Lo Stato di Israele è stato chiamato in giudizio con l’accusa di genocidio per come ha gestito la sua “operazione militare speciale” a Gaza. Certo la cosa fa una certa impressione. Già faceva impressione la feroce azione terroristica di Hamas e fanno naturalmente impressione i bombardamenti su Gaza, ma chi poteva aspettarsi che Sudafrica, Cile e Brasile prendessero questa iniziativa?
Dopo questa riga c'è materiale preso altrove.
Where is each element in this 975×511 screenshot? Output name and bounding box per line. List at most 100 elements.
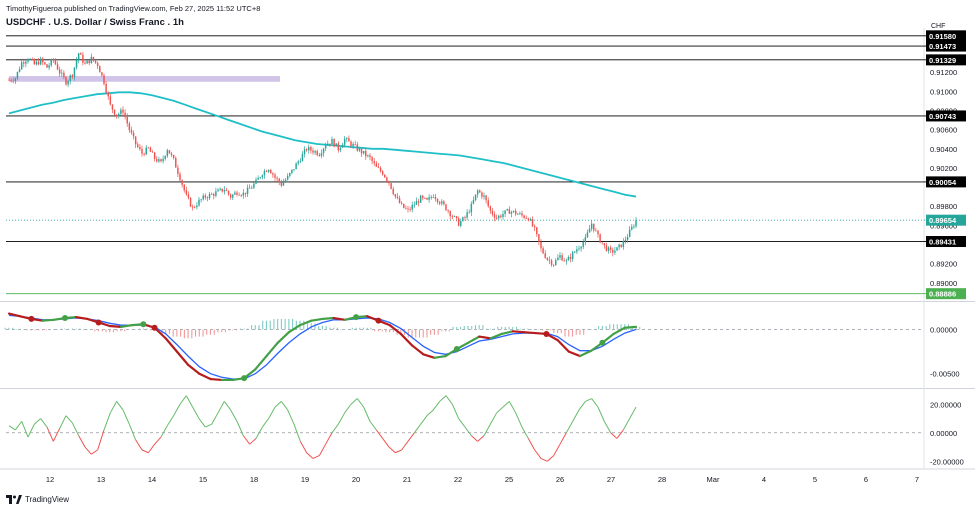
osc-line-segment <box>572 409 580 422</box>
macd-histogram-bar <box>239 328 241 330</box>
macd-histogram-bar <box>112 329 114 333</box>
candle-body <box>305 149 308 151</box>
macd-histogram-bar <box>64 328 66 330</box>
macd-histogram-bar <box>482 325 484 330</box>
candle-body <box>52 59 55 61</box>
candle-body <box>595 230 597 232</box>
macd-line-segment <box>612 326 626 336</box>
footer-brand: TradingView <box>25 495 70 504</box>
osc-line-segment <box>496 406 504 414</box>
macd-line-segment <box>198 372 212 381</box>
macd-histogram-bar <box>195 329 197 337</box>
macd-histogram-bar <box>594 329 596 331</box>
candle-body <box>327 143 329 146</box>
candle-body <box>331 138 333 145</box>
macd-histogram-bar <box>467 325 469 330</box>
candle-body <box>550 260 553 265</box>
ma-layer <box>8 91 637 198</box>
candle-body <box>369 155 371 158</box>
osc-line-segment <box>198 418 206 428</box>
macd-histogram-bar <box>392 329 394 333</box>
candle-body <box>546 257 549 260</box>
osc-line-segment <box>211 412 219 425</box>
osc-line-segment <box>274 401 282 408</box>
level-tag-label: 0.88886 <box>929 290 956 299</box>
macd-histogram-bar <box>639 326 641 330</box>
macd-histogram-bar <box>359 327 361 330</box>
candle-body <box>42 58 44 63</box>
osc-line-segment <box>255 426 263 439</box>
macd-histogram-bar <box>209 329 212 335</box>
candle-body <box>605 245 608 251</box>
osc-line-segment <box>616 429 624 439</box>
candle-body <box>603 243 606 246</box>
date-tick-label: 13 <box>97 475 105 484</box>
macd-histogram-bar <box>49 329 51 331</box>
macd-histogram-bar <box>97 329 100 332</box>
macd-histogram-bar <box>351 327 353 330</box>
candle-body <box>63 72 65 78</box>
osc-line-segment <box>287 409 295 425</box>
macd-cross-dot <box>543 330 550 337</box>
candle-body <box>567 256 570 261</box>
price-tick-label: 0.89000 <box>930 279 957 288</box>
osc-line-segment <box>527 438 536 451</box>
macd-histogram-bar <box>288 318 290 330</box>
macd-histogram-bar <box>41 329 44 331</box>
candle-body <box>356 144 359 151</box>
macd-line-segment <box>578 349 593 358</box>
candle-body <box>137 144 139 147</box>
macd-histogram-bar <box>504 326 506 330</box>
candle-body <box>582 242 584 247</box>
chart-canvas[interactable]: 0.912000.910000.908000.906000.904000.902… <box>0 0 975 511</box>
osc-line-segment <box>629 406 637 419</box>
candle-body <box>183 184 185 191</box>
candle-body <box>54 59 57 65</box>
candle-body <box>134 136 137 145</box>
candle-body <box>162 158 164 162</box>
candle-body <box>593 223 595 231</box>
candle-body <box>424 197 426 199</box>
osc-line-segment <box>610 432 618 439</box>
candle-body <box>479 190 481 193</box>
macd-histogram-bar <box>60 328 62 330</box>
macd-cross-dot <box>61 315 68 322</box>
candle-body <box>240 195 242 197</box>
macd-histogram-bar <box>609 324 611 330</box>
candle-body <box>612 249 614 253</box>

A qualcuno è persino sembrato come se Toro Seduto e i suoi Sioux fossero chiamati in giudizio per il massacro del Settimo Cavalleria del Generale Custer a Little Big Horn. In verità in un passato recentissimo abbiamo assistito ad altri bombardamenti anche su obiettivi civili, come in Ucraina. E come non ricordare quelli su Grozny nella seconda guerra in Cecenia, o quelli terribili della Seconda guerra mondiale, tra cui quello “storico” di Hiroshima e Nagasaki?
In tutti questi casi nessuno ha parlato di genocidio. Certo non si possono definire “ammazzatine”, ma nonostante l’orrore provocato non erano destinati alla eliminazione totale di un popolo, come nella “soluzione finale” di Hitler, ma a distruggerne una parte per minare il morale dei sopravvissuti. In questo senso non voglio certo giustificare questi massacri, ma invitare a impedire per quanto possibile che si ripetano. Definire questi fatti genocidio o altro non cambia la natura del fatto, ma chiama ciascuno ad una precisa responsabilità.
Su Gaza, ad esempio, sono convinto che se la reazione all’eccidio del 7 ottobre non fosse stata affidata al solo Israele ma all’intera comunità internazionale, ONU in testa, gli ostaggi sarebbero già liberi e Gaza sarebbe stata risparmiata dalla distruzione. Del resto fino a quando si faranno, e si permetteranno, manifestazioni di odio verso l’uno o verso l’altro, tutti, a cominciare dai potenti, si sentiranno autorizzati a continuare le loro “operazioni speciali”.